I don't know about the price, but I have driven both cars and can say the fun factor is much better on the Mini. If you can drive stick, I would suggest going for a manual Mini and they are very reliable cars. 
Goof luck!


----------



## Ironraven (Dec 17, 2008)

That price seems pretty steep. An 04 base 5 speed around my area is listed for 10900 or best offer... it has more miles though.


----------



## wmo168 (Mar 26, 2009)

Go for a Mini


----------



## Sooprcooprinfo (Feb 7, 2009)

Our 06 MCS has been a absolute pleasure. During our ownership my curiosity about the Mini inspired me to collect information about out of warranty operations since we plan to keep the Mini past the warranty period. So for the last three years I have scoured the internet daily searching for links that would save me time and money. Sofar I have collected over 600 hard-to-find- links that will help me in the future. Our Mini friends suggested that I publish this information on a website for them to use. So if you are interested in saving time and money searching for info on the Mini--take a look at us. PS--In the 50 plus years of car ownership, the Mini has been the most fun--the car and the Mini community really make a difference in any vehicle you'll ever own.


----------



## Andrew*Debbie (Jul 2, 2004)

Ironraven said:


> That price seems pretty steep. An 04 base 5 speed around my area is listed for 10900 or best offer... it has more miles though.

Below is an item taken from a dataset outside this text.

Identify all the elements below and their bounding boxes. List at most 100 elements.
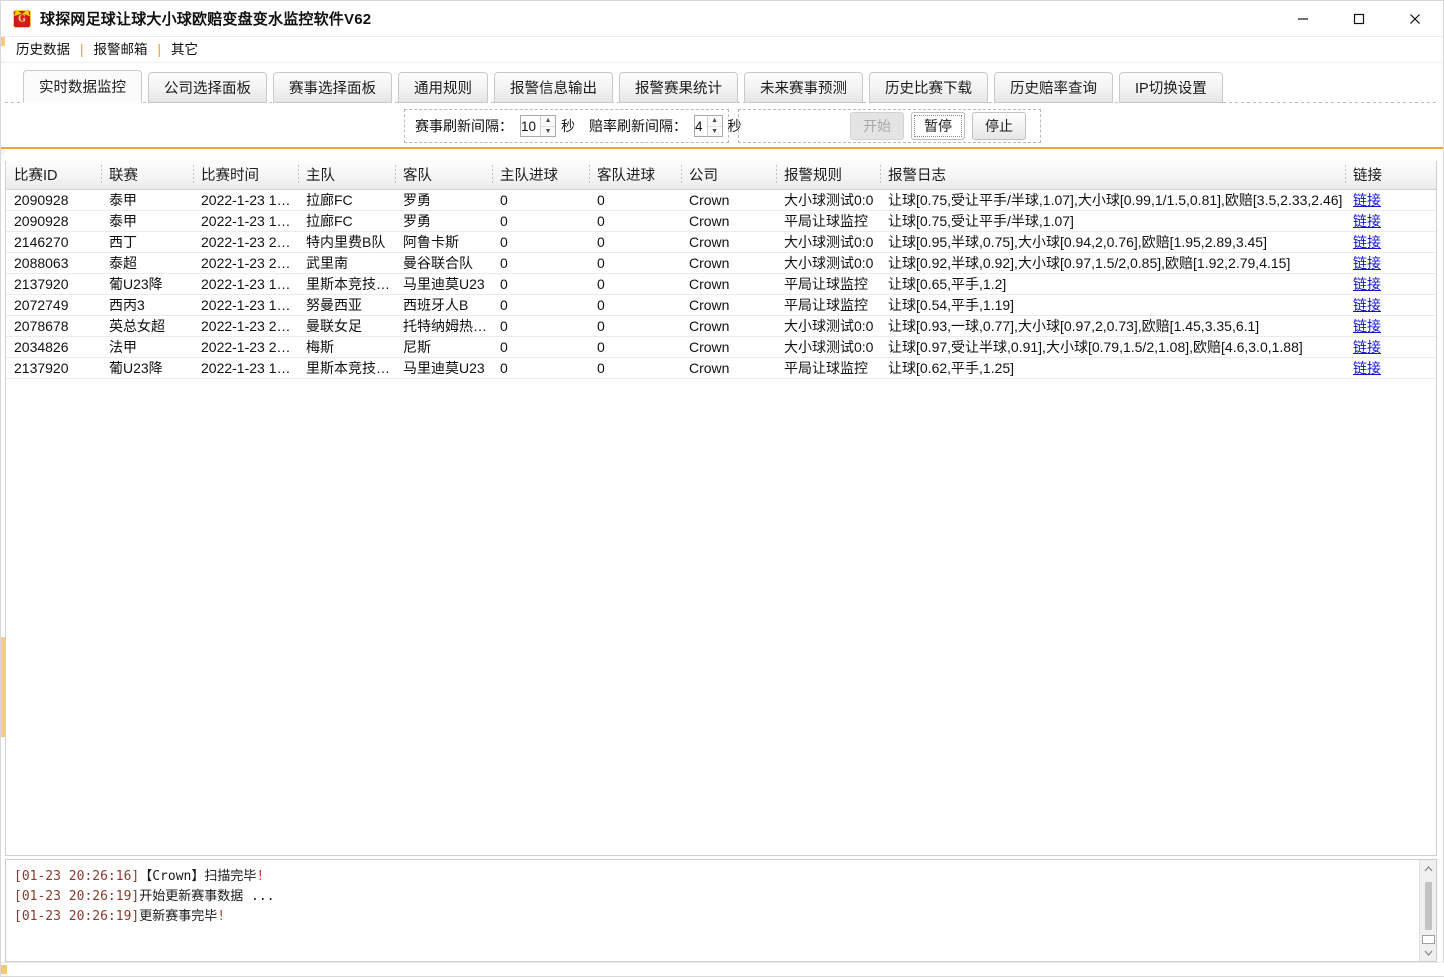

5-speed Mini's built before August 2004 use the GS5-65BH or "Midlands" gearbox. That transmission was built by Rover and has reliability problems.

https://new.minimania.com/web/DisplayID/2331/ArticleV.cfm

Later 5-speeds and all the 6-speeds have better Getrag transmissions.



> Any suggestions?


$13,000 is too expensive.

A 5 year old MINI or a 5 year old VW Beetle are both bad choices for reliable inexpensive transportation.

Not that I ever listen to my own advice. We are going to look at a 9 year old VW.


----------